Табличка 11 на 19 см
Прогуливаясь по улицам Петербурга, можно увидеть на домах маленькие металлические таблички 11 на 19 см, чуть заметно поблескивающие на фасаде. Арестован, расстрелян, реабилитирован — на них краткий пересказ человеческой судьбы. Эти таблички устанавливает проект «Последний адрес» по принципу: одно имя, одна жизнь, один знак. Основной источник имен — база данных историко-просветительского правозащитного общества «Мемориал». Координатор проекта в Петербурге Женя Кулакова уже три года занимается «Последним адресом» и открывает нынешним жителям петербургских квартир истории темного и страшного прошлого.
Проект зародился в Москве, где люди сами начали отправлять заявки на установку мемориальных знаков. «Петербуржцы звонили в „Мемориал“ и спрашивали, когда уже у нас этот проект „заживет“, потому что тоже хотели повесить табличку. Большой запрос от людей меня сильно воодушевил», — признается Женя.
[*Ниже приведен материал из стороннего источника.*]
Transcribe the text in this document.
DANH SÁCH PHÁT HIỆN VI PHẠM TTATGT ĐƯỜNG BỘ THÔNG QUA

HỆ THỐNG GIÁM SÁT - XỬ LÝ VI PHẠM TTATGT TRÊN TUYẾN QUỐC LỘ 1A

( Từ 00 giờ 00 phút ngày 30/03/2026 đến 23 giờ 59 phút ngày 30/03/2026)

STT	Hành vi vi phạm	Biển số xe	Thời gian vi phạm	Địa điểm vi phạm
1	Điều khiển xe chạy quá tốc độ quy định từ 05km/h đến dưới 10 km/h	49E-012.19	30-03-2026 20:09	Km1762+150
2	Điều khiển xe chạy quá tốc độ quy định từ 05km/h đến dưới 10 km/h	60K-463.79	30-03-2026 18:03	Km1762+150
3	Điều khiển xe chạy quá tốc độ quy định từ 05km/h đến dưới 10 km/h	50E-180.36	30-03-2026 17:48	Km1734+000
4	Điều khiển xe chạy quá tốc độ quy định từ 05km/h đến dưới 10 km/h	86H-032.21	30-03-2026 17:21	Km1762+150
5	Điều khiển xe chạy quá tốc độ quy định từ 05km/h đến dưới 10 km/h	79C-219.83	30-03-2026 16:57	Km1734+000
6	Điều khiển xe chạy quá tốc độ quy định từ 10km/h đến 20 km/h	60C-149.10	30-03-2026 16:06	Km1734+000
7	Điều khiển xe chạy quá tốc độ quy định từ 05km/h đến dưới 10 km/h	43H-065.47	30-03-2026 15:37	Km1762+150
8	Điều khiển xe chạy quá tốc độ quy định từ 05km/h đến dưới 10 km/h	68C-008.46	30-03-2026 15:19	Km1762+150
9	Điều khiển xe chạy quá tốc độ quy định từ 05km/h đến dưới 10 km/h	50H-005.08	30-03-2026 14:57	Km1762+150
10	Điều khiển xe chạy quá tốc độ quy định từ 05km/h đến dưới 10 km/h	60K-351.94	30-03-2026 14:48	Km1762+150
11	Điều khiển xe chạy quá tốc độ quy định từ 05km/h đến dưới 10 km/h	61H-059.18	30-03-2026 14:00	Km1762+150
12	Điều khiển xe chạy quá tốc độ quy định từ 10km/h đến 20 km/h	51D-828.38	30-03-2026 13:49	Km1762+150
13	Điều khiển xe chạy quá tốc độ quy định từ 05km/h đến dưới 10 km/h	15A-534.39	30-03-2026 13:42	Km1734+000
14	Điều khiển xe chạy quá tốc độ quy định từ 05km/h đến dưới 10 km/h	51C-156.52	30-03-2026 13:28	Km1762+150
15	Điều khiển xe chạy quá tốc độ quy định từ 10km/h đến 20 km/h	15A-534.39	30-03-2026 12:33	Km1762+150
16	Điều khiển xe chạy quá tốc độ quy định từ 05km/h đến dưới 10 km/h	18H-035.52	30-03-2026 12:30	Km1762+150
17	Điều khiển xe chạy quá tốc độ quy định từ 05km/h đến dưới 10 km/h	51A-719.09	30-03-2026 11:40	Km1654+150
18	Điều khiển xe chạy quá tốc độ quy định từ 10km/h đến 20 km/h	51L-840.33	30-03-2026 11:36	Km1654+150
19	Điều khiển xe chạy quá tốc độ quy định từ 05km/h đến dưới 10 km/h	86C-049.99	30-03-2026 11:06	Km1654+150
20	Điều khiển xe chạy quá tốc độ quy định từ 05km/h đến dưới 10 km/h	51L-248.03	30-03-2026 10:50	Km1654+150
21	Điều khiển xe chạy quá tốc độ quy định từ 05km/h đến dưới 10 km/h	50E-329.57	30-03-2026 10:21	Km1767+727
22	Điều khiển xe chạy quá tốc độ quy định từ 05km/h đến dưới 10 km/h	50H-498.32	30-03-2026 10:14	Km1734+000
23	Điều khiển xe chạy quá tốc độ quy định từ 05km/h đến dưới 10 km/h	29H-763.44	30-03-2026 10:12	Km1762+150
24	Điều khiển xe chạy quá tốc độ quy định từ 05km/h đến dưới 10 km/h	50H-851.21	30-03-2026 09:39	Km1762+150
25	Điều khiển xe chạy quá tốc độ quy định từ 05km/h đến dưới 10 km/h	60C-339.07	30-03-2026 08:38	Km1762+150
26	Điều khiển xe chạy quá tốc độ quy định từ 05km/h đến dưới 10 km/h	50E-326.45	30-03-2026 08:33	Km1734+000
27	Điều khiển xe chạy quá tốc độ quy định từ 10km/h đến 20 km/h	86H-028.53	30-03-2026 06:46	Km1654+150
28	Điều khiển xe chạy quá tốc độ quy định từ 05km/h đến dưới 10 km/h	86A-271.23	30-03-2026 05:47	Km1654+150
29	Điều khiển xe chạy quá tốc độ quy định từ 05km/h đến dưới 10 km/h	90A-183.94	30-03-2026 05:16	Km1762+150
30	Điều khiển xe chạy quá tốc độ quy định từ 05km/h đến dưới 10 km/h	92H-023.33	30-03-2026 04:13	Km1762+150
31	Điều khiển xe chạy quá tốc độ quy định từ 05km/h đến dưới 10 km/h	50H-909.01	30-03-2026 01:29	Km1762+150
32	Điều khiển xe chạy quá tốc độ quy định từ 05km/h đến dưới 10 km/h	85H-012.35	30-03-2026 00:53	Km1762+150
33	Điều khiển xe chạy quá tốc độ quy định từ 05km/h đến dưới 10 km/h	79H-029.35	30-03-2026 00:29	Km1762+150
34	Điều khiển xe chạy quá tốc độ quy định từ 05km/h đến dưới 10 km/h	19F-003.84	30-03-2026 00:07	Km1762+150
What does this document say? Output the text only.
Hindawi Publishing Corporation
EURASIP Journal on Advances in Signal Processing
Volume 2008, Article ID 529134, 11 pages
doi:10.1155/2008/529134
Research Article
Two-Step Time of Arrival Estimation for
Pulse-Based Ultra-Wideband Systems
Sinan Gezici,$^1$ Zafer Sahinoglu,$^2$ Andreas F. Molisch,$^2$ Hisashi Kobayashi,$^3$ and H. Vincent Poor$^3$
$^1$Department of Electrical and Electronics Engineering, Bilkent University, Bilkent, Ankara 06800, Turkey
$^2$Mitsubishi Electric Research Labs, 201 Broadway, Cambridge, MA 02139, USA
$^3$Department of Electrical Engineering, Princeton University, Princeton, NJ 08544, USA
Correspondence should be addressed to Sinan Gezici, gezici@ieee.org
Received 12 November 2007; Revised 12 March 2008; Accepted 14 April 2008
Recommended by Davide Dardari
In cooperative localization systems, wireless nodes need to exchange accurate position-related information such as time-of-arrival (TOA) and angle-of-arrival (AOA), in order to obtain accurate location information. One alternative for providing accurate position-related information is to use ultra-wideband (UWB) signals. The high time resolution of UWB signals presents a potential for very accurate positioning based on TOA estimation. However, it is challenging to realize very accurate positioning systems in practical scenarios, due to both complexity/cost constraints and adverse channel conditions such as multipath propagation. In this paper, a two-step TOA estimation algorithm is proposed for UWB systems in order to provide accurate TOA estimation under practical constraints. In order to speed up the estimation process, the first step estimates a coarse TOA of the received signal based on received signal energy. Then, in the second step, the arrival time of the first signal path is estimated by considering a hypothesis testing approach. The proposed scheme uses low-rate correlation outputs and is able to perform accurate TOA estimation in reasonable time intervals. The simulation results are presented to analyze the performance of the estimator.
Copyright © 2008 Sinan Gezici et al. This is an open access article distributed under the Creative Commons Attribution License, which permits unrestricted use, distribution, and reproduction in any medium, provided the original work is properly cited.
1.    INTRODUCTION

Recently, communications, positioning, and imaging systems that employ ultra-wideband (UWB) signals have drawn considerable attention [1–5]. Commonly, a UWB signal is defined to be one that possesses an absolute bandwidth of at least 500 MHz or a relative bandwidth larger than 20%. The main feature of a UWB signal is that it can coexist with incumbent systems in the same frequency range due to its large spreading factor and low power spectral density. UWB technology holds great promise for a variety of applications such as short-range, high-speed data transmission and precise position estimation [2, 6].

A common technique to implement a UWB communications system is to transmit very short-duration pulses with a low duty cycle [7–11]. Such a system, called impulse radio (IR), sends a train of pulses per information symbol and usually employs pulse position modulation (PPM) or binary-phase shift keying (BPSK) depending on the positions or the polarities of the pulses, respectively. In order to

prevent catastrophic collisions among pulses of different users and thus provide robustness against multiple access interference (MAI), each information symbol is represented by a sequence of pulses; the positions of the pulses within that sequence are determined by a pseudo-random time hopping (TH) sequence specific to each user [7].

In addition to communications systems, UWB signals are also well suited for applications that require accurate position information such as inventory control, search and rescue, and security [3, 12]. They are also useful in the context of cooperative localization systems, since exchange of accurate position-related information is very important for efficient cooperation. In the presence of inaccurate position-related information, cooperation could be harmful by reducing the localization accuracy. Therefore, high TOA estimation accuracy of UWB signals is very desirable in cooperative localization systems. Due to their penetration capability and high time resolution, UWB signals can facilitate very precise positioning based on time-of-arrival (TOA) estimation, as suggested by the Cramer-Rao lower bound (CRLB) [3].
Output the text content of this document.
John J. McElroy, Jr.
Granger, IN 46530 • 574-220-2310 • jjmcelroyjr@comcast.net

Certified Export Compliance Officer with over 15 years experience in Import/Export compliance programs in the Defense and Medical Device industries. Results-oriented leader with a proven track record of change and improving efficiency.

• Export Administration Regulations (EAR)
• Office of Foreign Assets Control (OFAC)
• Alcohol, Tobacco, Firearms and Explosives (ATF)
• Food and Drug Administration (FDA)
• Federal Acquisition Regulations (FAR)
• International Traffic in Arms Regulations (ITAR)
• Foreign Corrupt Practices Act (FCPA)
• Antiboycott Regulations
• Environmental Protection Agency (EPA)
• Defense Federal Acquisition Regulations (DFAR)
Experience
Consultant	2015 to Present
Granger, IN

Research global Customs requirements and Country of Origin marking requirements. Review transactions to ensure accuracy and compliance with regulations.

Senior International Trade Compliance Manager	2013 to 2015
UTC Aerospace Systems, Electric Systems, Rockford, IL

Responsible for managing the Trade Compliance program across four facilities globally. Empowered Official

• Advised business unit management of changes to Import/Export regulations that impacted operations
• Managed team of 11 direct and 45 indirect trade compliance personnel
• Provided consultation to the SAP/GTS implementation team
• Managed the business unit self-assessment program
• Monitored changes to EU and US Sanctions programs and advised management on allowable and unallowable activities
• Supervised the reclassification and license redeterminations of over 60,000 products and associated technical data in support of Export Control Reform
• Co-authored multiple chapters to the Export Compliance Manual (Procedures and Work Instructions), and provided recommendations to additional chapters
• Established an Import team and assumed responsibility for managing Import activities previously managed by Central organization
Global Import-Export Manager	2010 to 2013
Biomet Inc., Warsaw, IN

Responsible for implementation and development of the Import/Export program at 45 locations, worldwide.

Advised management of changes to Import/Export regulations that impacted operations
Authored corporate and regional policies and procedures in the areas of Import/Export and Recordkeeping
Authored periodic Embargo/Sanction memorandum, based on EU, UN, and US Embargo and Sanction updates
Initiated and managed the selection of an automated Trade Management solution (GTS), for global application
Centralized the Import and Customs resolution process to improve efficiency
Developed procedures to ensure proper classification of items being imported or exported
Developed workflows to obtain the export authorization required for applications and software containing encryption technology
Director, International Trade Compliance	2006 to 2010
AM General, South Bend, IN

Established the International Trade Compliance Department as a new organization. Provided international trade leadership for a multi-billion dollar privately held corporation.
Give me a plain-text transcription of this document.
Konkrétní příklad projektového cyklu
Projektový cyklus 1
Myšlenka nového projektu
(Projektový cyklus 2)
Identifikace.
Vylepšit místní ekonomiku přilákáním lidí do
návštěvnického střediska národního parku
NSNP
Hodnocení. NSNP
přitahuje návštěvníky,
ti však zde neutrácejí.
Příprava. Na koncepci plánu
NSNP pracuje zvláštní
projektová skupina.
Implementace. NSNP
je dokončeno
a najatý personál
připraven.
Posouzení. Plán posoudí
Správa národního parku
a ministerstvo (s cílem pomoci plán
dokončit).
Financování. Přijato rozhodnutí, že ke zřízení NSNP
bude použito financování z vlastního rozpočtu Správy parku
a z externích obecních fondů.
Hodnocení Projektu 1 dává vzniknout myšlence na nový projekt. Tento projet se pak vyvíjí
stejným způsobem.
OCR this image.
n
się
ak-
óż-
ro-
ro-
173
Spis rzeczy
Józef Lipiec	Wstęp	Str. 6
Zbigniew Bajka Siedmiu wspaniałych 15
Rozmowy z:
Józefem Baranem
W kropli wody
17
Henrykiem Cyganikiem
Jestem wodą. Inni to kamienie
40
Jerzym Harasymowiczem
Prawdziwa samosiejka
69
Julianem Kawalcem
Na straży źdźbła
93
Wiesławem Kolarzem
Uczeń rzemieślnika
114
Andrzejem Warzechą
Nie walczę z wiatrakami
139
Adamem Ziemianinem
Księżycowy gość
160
Чтобы подать заявку на сайте проекта «Последний адрес», требуется минимальная информация — имя, род деятельности, даты репрессий и реабилитации. Ее можно найти в опубликованных базах данных «Мемориала», которые вобрали в себя различные региональные книги памяти.
Табличку размером с человеческую ладонь изготавливают в Москве, в специальной мастерской, откуда волонтеры и кураторы проекта доставляют ее в пункт назначения. В Петербурге сейчас установлено 322 табличек, в Москве — 465, всего в разных городах и странах около 940 табличек. По России в проекте участвует больше сорока населенных пунктов. Украина, Чехия, Молдова и Грузия — эти страны тоже размещают на своих улицах имена репрессированных.
Не репрессии, а государственный террор
Расхожее слово «репрессии» Женя Кулакова старается не употреблять — в том числе потому, что оно использовалось самим сталинским аппаратом. По ее словам, даже в анкетах, которые в тридцатые годы заполняли арестанты, фигурирует вопрос: «Подвергались ли Вы репрессиям?».
«Слово это очень не конкретное — как ураган или стихийное бедствие. Кто ответственен за случившееся? То, что за истреблением людей стоит государство, в слове никак не отражается. Я говорю „государственный террор“, потому что считаю, что именно это словосочетание раскрывает суть происходившего в 30-е годы», — говорит Женя.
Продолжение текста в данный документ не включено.